# Hello from Hell (I mean Hell, Michigan)



## gag halfrunt

Yes, that's a real town, and that's where I live. 

I found the forum while doing a search for DSL channel mode switcher. Glad to see all the people here, and hope to learn a bit from the more knowledgeable forum members.

Thanks!


----------



## Adwex

Welcome to Marshall Land, c'mon in.


----------



## rockinr0ll

LOL. Nice town name... Do you have any information about it? It would be a funny read...


----------



## gag halfrunt

rockinr0ll said:


> LOL. Nice town name... Do you have any information about it? It would be a funny read...



As a matter of fact, I do 

Here's the short version. There's a link at the end of the article to see the longer story.


Enjoy!


----------



## D.Dailey

Yea...
I been to Hell and back!
And sometimes it really happens. 




I have to wonder,,, its 28 F here today with about 4 inches of fresh white stuff...
But is it really colder than Hell here today?? 


A place I like to visit in the summer,, but have no wish ,wonder ,or desire ,this time of year.. 








Good Luck..
And good to see ya..


----------



## MartyStrat54

When I lived in Misawa, Japan we used to get snow like that. It's incredible. You end up making tunnels with lights to get from the barracks to the chow hall. Crazy.

Anyway, welcome to our little HELL we call the Marshall Forum.


----------



## D.Dailey

MartyStrat54 said:


> When I lived in Misawa, Japan we used to get snow like that. It's incredible. You end up making tunnels with lights to get from the barracks to the chow hall. Crazy.
> 
> Anyway, welcome to our little HELL we call the Marshall Forum.



The winter of 78, I lived up a ways from here ,, right smack in the middle of 240 acres of asperagas and 260 acres of beans..
An excelent place to learn to shoot a rifle well..
I had one neibor in a mile..
But the 2 big storms we got back to back one week apart,, left me with no snow in my yard, it all blew away..
But I nearly drowned in a 25 foot drift, trying to get to the neibors to get milk, eggs, cigs, and beer.. 
I started keeping a half gallon or two on hand for researve..


----------



## rockinr0ll

gag halfrunt said:


> As a matter of fact, I do
> 
> Here's the short version.
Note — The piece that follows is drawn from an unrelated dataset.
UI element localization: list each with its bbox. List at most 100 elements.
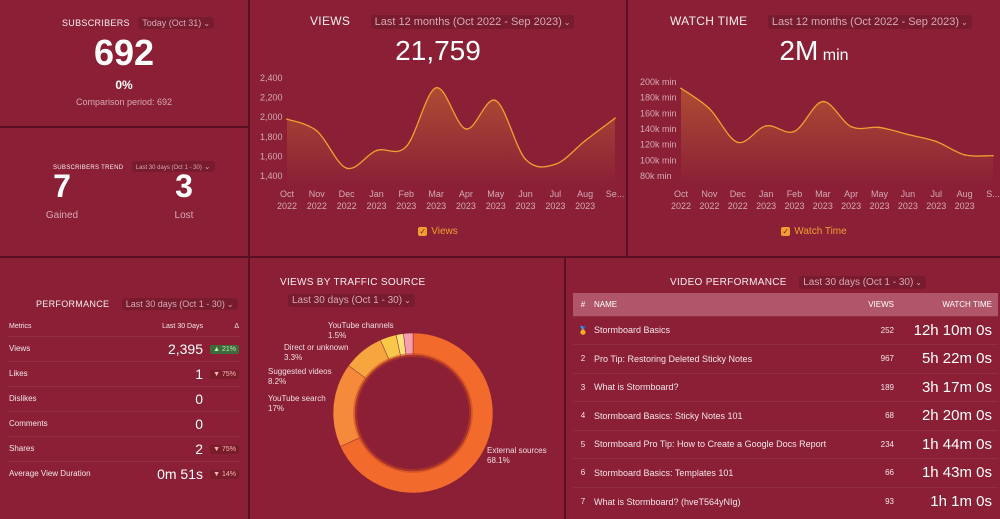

There's a link at the end of the article to see the longer story.
> 
> 
> Enjoy!


----------



## gag halfrunt

Very nice "stories from hell" you guys have 

I look forward to learning more here.


----------



## rjohns1

You sir, can go straight to HELL! (Sorry, I couldn't resist!)


----------



## solarburn

Welcome...Hell Child!!!!:Ohno:


----------